Votre lettre m'embarrasse beaucoup: vous me dites que vous partez pour Paris, et en même temps que vous réglerez votre marche sur la mienne; où donc alors vous écrire, à Paris ou à H.? Je ne sais plus quand j'y serai moi-même, pas certainement avant la fin de mai, si, toutefois, je quitte Rome. Ma vie est tellement le jouet des événements que je ne puis jamais dire ce que je deviens. Si vous arrivez avant moi à Paris, visitez mon ermitage, vous y trouverez des arbres, pas si beaux que les vôtres, mais qui vous parleront de moi; vous verrez que j'étais aussi isolé dans cette grande ville que vous l'êtes dans vos montagnes. Je n'aspire qu'à rentrer dans cette retraite, où m'appellent le temps qui fuit et la mort qui me réclame. Il est donc possible que je rencontre enfin mon inconnue? Quel effet ferai-je sur elle et quel sentiment fera-t-elle naître en moi? Eh! bien, si je gâte son propre ouvrage, si je ne suis plus à ses yeux ce qu'elle s'était plu à me faire, je me réfugierai dans ses vieilles illusions, dans ses songes, je lui demanderai de vivre dans l'image qu'elle s'était créée et d'oublier la triste réalité.
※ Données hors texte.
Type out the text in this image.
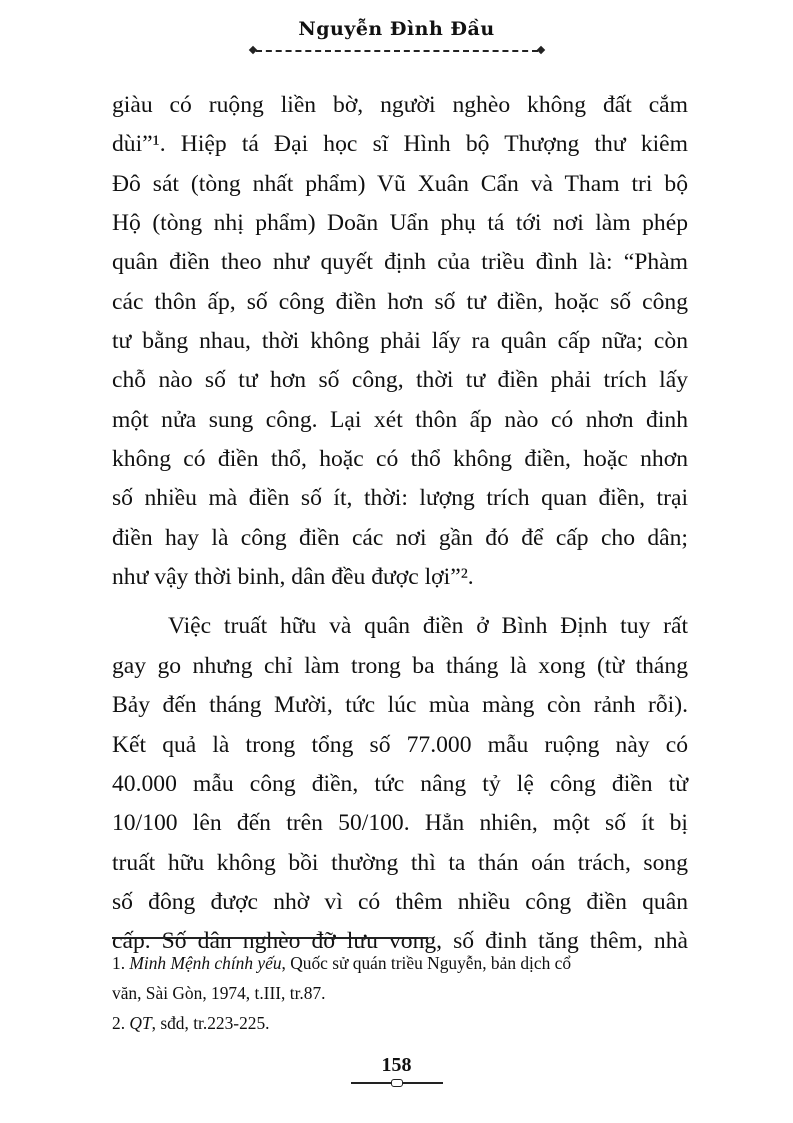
Nguyễn Đình Đầu
giàu có ruộng liền bờ, người nghèo không đất cắm
dùi”¹. Hiệp tá Đại học sĩ Hình bộ Thượng thư kiêm
Đô sát (tòng nhất phẩm) Vũ Xuân Cẩn và Tham tri bộ
Hộ (tòng nhị phẩm) Doãn Uẩn phụ tá tới nơi làm phép
quân điền theo như quyết định của triều đình là: “Phàm
các thôn ấp, số công điền hơn số tư điền, hoặc số công
tư bằng nhau, thời không phải lấy ra quân cấp nữa; còn
chỗ nào số tư hơn số công, thời tư điền phải trích lấy
một nửa sung công. Lại xét thôn ấp nào có nhơn đinh
không có điền thổ, hoặc có thổ không điền, hoặc nhơn
số nhiều mà điền số ít, thời: lượng trích quan điền, trại
điền hay là công điền các nơi gần đó để cấp cho dân;
như vậy thời binh, dân đều được lợi”².
Việc truất hữu và quân điền ở Bình Định tuy rất
gay go nhưng chỉ làm trong ba tháng là xong (từ tháng
Bảy đến tháng Mười, tức lúc mùa màng còn rảnh rỗi).
Kết quả là trong tổng số 77.000 mẫu ruộng này có
40.000 mẫu công điền, tức nâng tỷ lệ công điền từ
10/100 lên đến trên 50/100. Hẳn nhiên, một số ít bị
truất hữu không bồi thường thì ta thán oán trách, song
số đông được nhờ vì có thêm nhiều công điền quân
cấp. Số dân nghèo đỡ lưu vong, số đinh tăng thêm, nhà
1. Minh Mệnh chính yếu, Quốc sử quán triều Nguyễn, bản dịch cổ
văn, Sài Gòn, 1974, t.III, tr.87.
2. QT, sđd, tr.223-225.
158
Je n'ai pas trop à me louer de l'obligeance de M. Roy; mais, si je puis vous être bon à quelque chose, Marie n'aura qu'à me donner ses ordres. Hélas! et moi aussi, j'ai quitté des vieux châteaux, des lieux que j'aimais et où j'aurais voulu passer ma vie! Je suis comme ces arbres que les pépiniéristes veulent vendre, et qu'ils déplantent et replantent tous les ans, de peur qu'ils ne s'enracinent; mais, au bout de quelque temps, le pauvre arbre, qui n'a point de sol paternel, se dessèche et meurt dans la terre nouvelle où on l'a mis.
Cette lettre vous attendra entre les mains du fidèle Henri, rue d'Enfer.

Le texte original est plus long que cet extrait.